Bletchleyite
Veteran Member
There is absolutely no point in creating jobs on the railway (or any other business) that add to the day to day costs of operating that business unless employing those people would bring in more than the cost of employing them (salary plus NI, pension, other benefits on costs). It would just make the business less efficient. Ideas for more onboard staff or barrier staff are highly unlikely to bring in more revenue than the cost of employing them.

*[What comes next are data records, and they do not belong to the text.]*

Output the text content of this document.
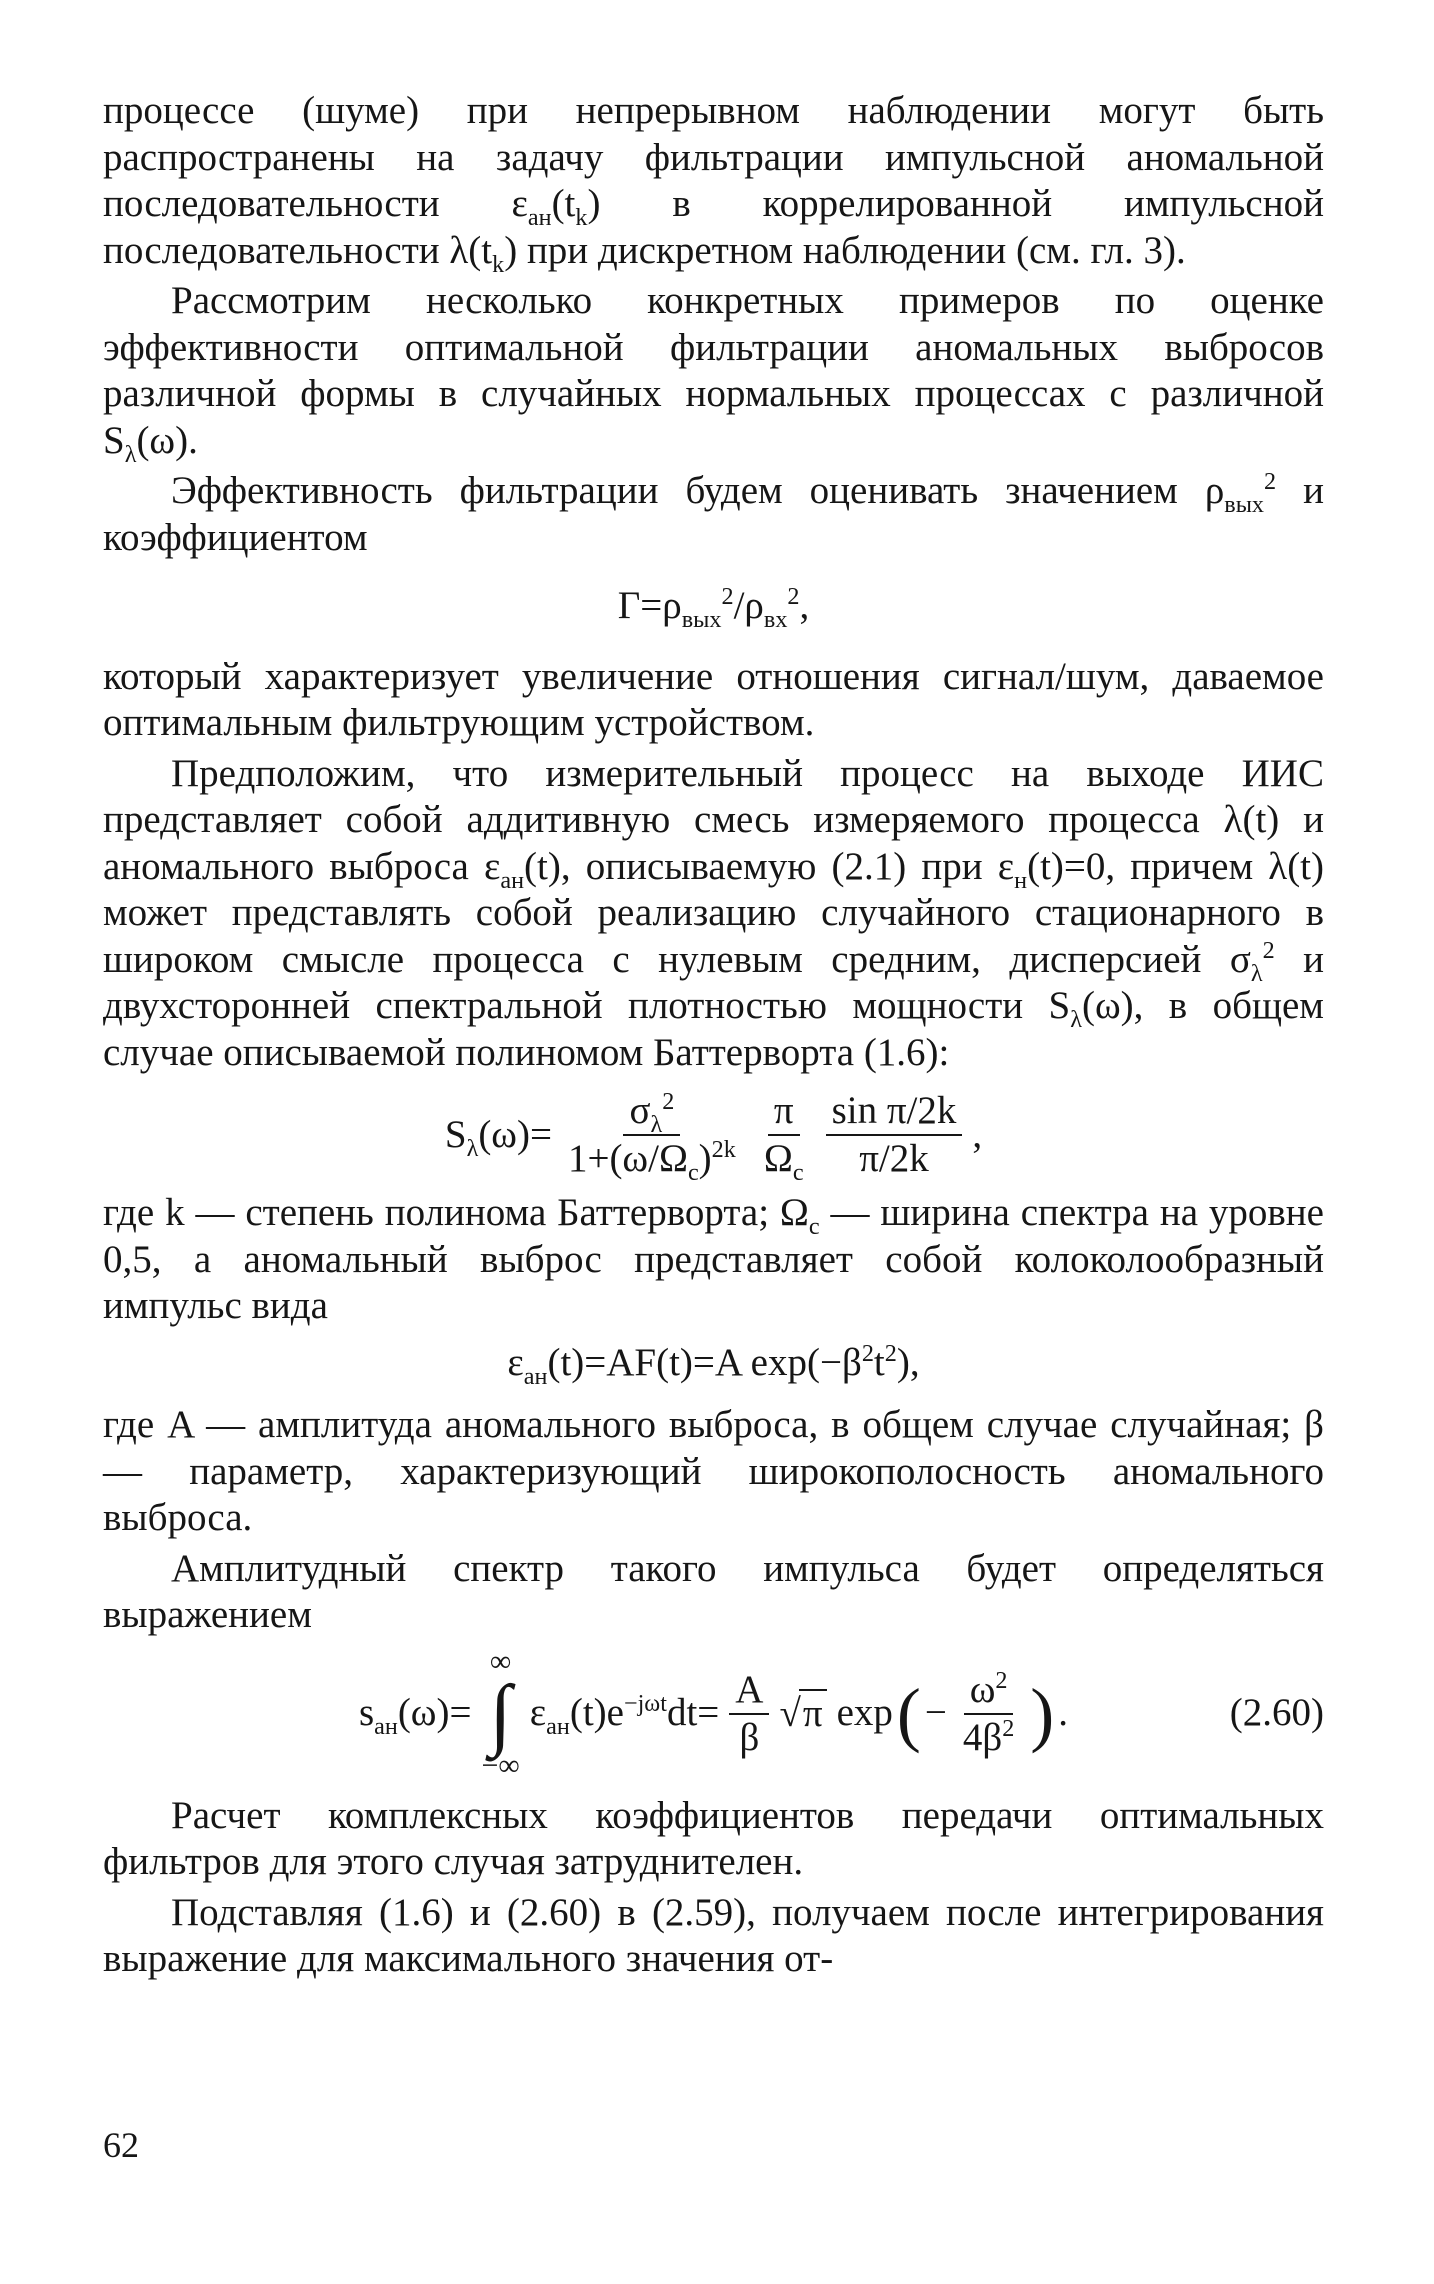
процессе (шуме) при непрерывном наблюдении могут быть распространены на задачу фильтрации импульсной аномальной последовательности $\varepsilon_{ан}(t_k)$ в коррелированной импульсной последовательности $\lambda(t_k)$ при дискретном наблюдении (см. гл. 3).

Рассмотрим несколько конкретных примеров по оценке эффективности оптимальной фильтрации аномальных выбросов различной формы в случайных нормальных процессах с различной $S_\lambda(\omega)$.

Эффективность фильтрации будем оценивать значением $\rho_{вых}^2$ и коэффициентом

$\Gamma=\rho_{вых}^2/\rho_{вх}^2$,

который характеризует увеличение отношения сигнал/шум, даваемое оптимальным фильтрующим устройством.

Предположим, что измерительный процесс на выходе ИИС представляет собой аддитивную смесь измеряемого процесса λ(t) и аномального выброса $\varepsilon_{ан}(t)$, описываемую (2.1) при $\varepsilon_н(t)=0$, причем λ(t) может представлять собой реализацию случайного стационарного в широком смысле процесса с нулевым средним, дисперсией $\sigma_\lambda^2$ и двухсторонней спектральной плотностью мощности $S_\lambda(\omega)$, в общем случае описываемой полиномом Баттерворта (1.6):

$S_\lambda(\omega)= \frac{\sigma_\lambda^2}{1+(\omega/\Omega_c)^{2k}} \frac{\pi}{\Omega_c} \frac{\text{sin π/2k}}{\pi/2k}$ ,

где k — степень полинома Баттерворта; $\Omega_c$ — ширина спектра на уровне 0,5, а аномальный выброс представляет собой колоколообразный импульс вида

$\varepsilon_{ан}(t)=AF(t)=A$ $\exp(-\beta^2t^2)$,

где A — амплитуда аномального выброса, в общем случае случайная; β — параметр, характеризующий широкополосность аномального выброса.

Амплитудный спектр такого импульса будет определяться выражением

$s_{ан}(\omega)=$
∞
∫
−∞
$\varepsilon_{ан}(t)e^{-j\omega t}dt= \frac{A}{\beta} √\pi$ exp ( − $\frac{\omega^2}{4\beta^2}$ ) .	(2.60)

Расчет комплексных коэффициентов передачи оптимальных фильтров для этого случая затруднителен.

Подставляя (1.6) и (2.60) в (2.59), получаем после интегрирования выражение для максимального значения от-

62
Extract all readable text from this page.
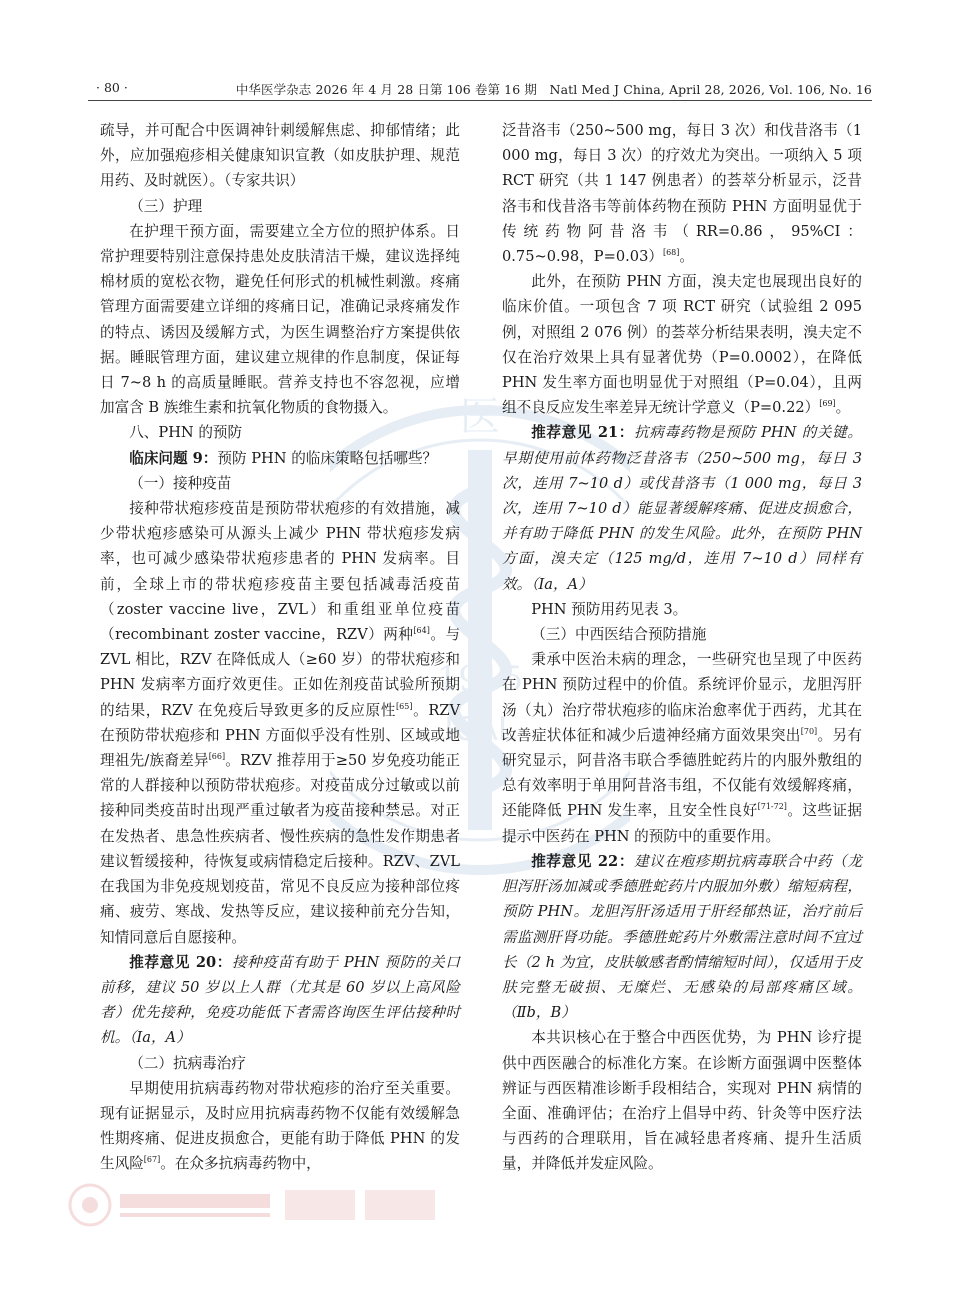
· 80 ·	中华医学杂志 2026 年 4 月 28 日第 106 卷第 16 期　Natl Med J China, April 28, 2026, Vol. 106, No. 16
医
1915
ICAL

疏导，并可配合中医调神针刺缓解焦虑、抑郁情绪；此外，应加强疱疹相关健康知识宣教（如皮肤护理、规范用药、及时就医）。（专家共识）

（三）护理

在护理干预方面，需要建立全方位的照护体系。日常护理要特别注意保持患处皮肤清洁干燥，建议选择纯棉材质的宽松衣物，避免任何形式的机械性刺激。疼痛管理方面需要建立详细的疼痛日记，准确记录疼痛发作的特点、诱因及缓解方式，为医生调整治疗方案提供依据。睡眠管理方面，建议建立规律的作息制度，保证每日 7~8 h 的高质量睡眠。营养支持也不容忽视，应增加富含 B 族维生素和抗氧化物质的食物摄入。

八、PHN 的预防

临床问题 9：预防 PHN 的临床策略包括哪些？

（一）接种疫苗

接种带状疱疹疫苗是预防带状疱疹的有效措施，减少带状疱疹感染可从源头上减少 PHN 带状疱疹发病率，也可减少感染带状疱疹患者的 PHN 发病率。目前，全球上市的带状疱疹疫苗主要包括减毒活疫苗（zoster vaccine live，ZVL）和重组亚单位疫苗（recombinant zoster vaccine，RZV）两种[64]。与 ZVL 相比，RZV 在降低成人（≥60 岁）的带状疱疹和 PHN 发病率方面疗效更佳。正如佐剂疫苗试验所预期的结果，RZV 在免疫后导致更多的反应原性[65]。RZV 在预防带状疱疹和 PHN 方面似乎没有性别、区域或地理祖先/族裔差异[66]。RZV 推荐用于≥50 岁免疫功能正常的人群接种以预防带状疱疹。对疫苗成分过敏或以前接种同类疫苗时出现严重过敏者为疫苗接种禁忌。对正在发热者、患急性疾病者、慢性疾病的急性发作期患者建议暂缓接种，待恢复或病情稳定后接种。RZV、ZVL 在我国为非免疫规划疫苗，常见不良反应为接种部位疼痛、疲劳、寒战、发热等反应，建议接种前充分告知，知情同意后自愿接种。

推荐意见 20：接种疫苗有助于 PHN 预防的关口前移，建议 50 岁以上人群（尤其是 60 岁以上高风险者）优先接种，免疫功能低下者需咨询医生评估接种时机。（Ia，A）

（二）抗病毒治疗

早期使用抗病毒药物对带状疱疹的治疗至关重要。现有证据显示，及时应用抗病毒药物不仅能有效缓解急性期疼痛、促进皮损愈合，更能有助于降低 PHN 的发生风险[67]。在众多抗病毒药物中，

泛昔洛韦（250~500 mg，每日 3 次）和伐昔洛韦（1 000 mg，每日 3 次）的疗效尤为突出。一项纳入 5 项 RCT 研究（共 1 147 例患者）的荟萃分析显示，泛昔洛韦和伐昔洛韦等前体药物在预防 PHN 方面明显优于传统药物阿昔洛韦（RR=0.86，95%CI：0.75~0.98，P=0.03）[68]。

此外，在预防 PHN 方面，溴夫定也展现出良好的临床价值。一项包含 7 项 RCT 研究（试验组 2 095 例，对照组 2 076 例）的荟萃分析结果表明，溴夫定不仅在治疗效果上具有显著优势（P=0.0002），在降低 PHN 发生率方面也明显优于对照组（P=0.04），且两组不良反应发生率差异无统计学意义（P=0.22）[69]。

推荐意见 21：抗病毒药物是预防 PHN 的关键。早期使用前体药物泛昔洛韦（250~500 mg，每日 3 次，连用 7~10 d）或伐昔洛韦（1 000 mg，每日 3 次，连用 7~10 d）能显著缓解疼痛、促进皮损愈合，并有助于降低 PHN 的发生风险。此外，在预防 PHN 方面，溴夫定（125 mg/d，连用 7~10 d）同样有效。（Ia，A）

PHN 预防用药见表 3。

（三）中西医结合预防措施

秉承中医治未病的理念，一些研究也呈现了中医药在 PHN 预防过程中的价值。系统评价显示，龙胆泻肝汤（丸）治疗带状疱疹的临床治愈率优于西药，尤其在改善症状体征和减少后遗神经痛方面效果突出[70]。另有研究显示，阿昔洛韦联合季德胜蛇药片的内服外敷组的总有效率明于单用阿昔洛韦组，不仅能有效缓解疼痛，还能降低 PHN 发生率，且安全性良好[71-72]。这些证据提示中医药在 PHN 的预防中的重要作用。

推荐意见 22：建议在疱疹期抗病毒联合中药（龙胆泻肝汤加减或季德胜蛇药片内服加外敷）缩短病程，预防 PHN。龙胆泻肝汤适用于肝经郁热证，治疗前后需监测肝肾功能。季德胜蛇药片外敷需注意时间不宜过长（2 h 为宜，皮肤敏感者酌情缩短时间），仅适用于皮肤完整无破损、无糜烂、无感染的局部疼痛区域。（Ⅱb，B）

本共识核心在于整合中西医优势，为 PHN 诊疗提供中西医融合的标准化方案。在诊断方面强调中医整体辨证与西医精准诊断手段相结合，实现对 PHN 病情的全面、准确评估；在治疗上倡导中药、针灸等中医疗法与西药的合理联用，旨在减轻患者疼痛、提升生活质量，并降低并发症风险。
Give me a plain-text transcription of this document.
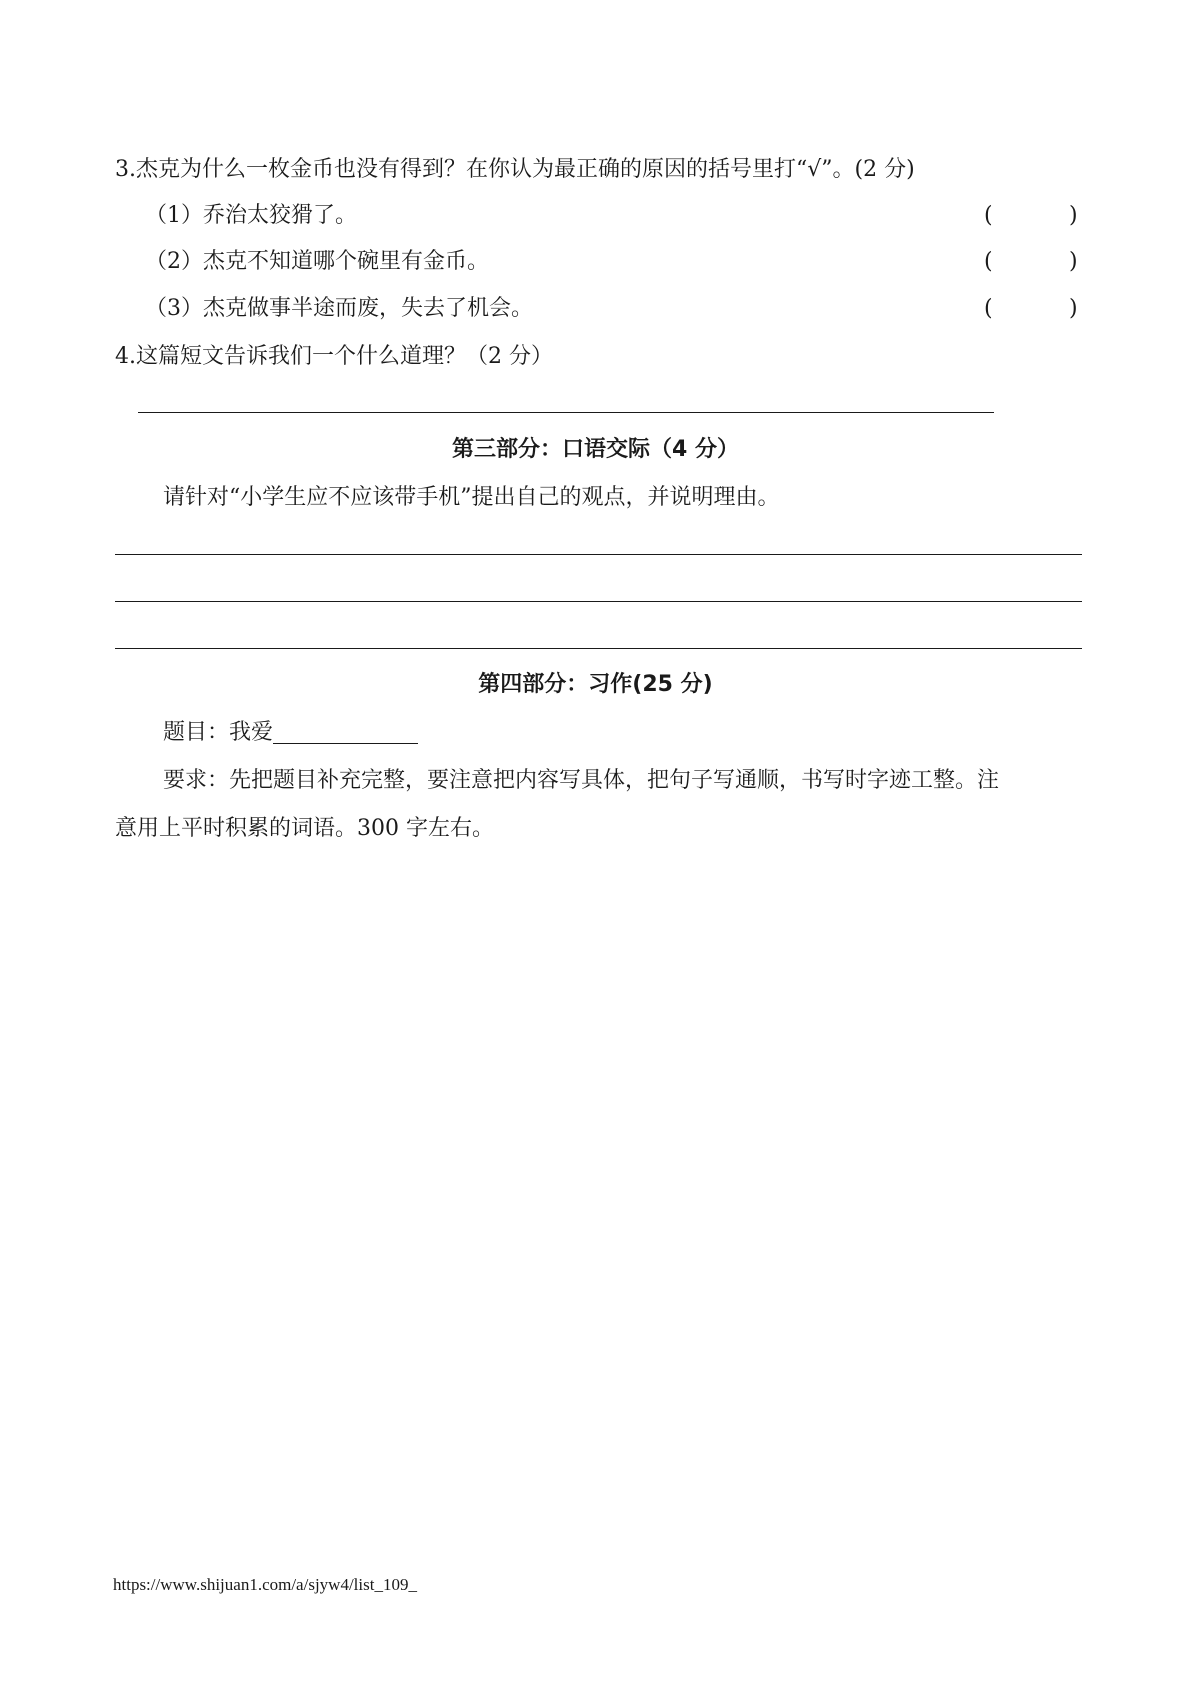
3.杰克为什么一枚金币也没有得到？在你认为最正确的原因的括号里打“√”。(2 分)
（1）乔治太狡猾了。	(	)
（2）杰克不知道哪个碗里有金币。	(	)
（3）杰克做事半途而废，失去了机会。	(	)
4.这篇短文告诉我们一个什么道理？（2 分）
第三部分：口语交际（4 分）
请针对“小学生应不应该带手机”提出自己的观点，并说明理由。
第四部分：习作(25 分)
题目：我爱
要求：先把题目补充完整，要注意把内容写具体，把句子写通顺，书写时字迹工整。注
意用上平时积累的词语。300 字左右。
https://www.shijuan1.com/a/sjyw4/list_109_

I think you're missing the point of a job creation scheme, which is based around the principle that it's better to pay someone to do a vaguely useful but low-wage job (to society, in terms of taxpayer value and in terms of mental health of the individual) than it is to pay them benefits to sit at home doing nothing. It's very different to the usual principle of only employing someone if their role brings in more to the business than not having it, and it's something I think we are going to need to rebuild the economy after COVID. Remember it won't be "dead money", the money they are paid will go back into the economy and boost it all round, so it's also a subsidy to other areas of business.
Because you're going to have to put all sorts of people into these jobs to get the economy moving, they can't be difficult stuff (e.g. being a doctor or nurse), they need to be simple jobs that will be relatively low-paid and take relatively little training (so OBS is probably better than guard, for instance, even if we did decide to later train them up and reinstate actual guards on all trains). Classic examples of job-creation-scheme type work are street sweeping, graffiti cleaning, toilet attendant, park keeper - that sort of stuff - but there's plenty of scope for similar on the railway, and it's a large industry that is presently effectively fully under Government control, so there is an easy scope to chuck the money their way and just tell them to put up the job adverts.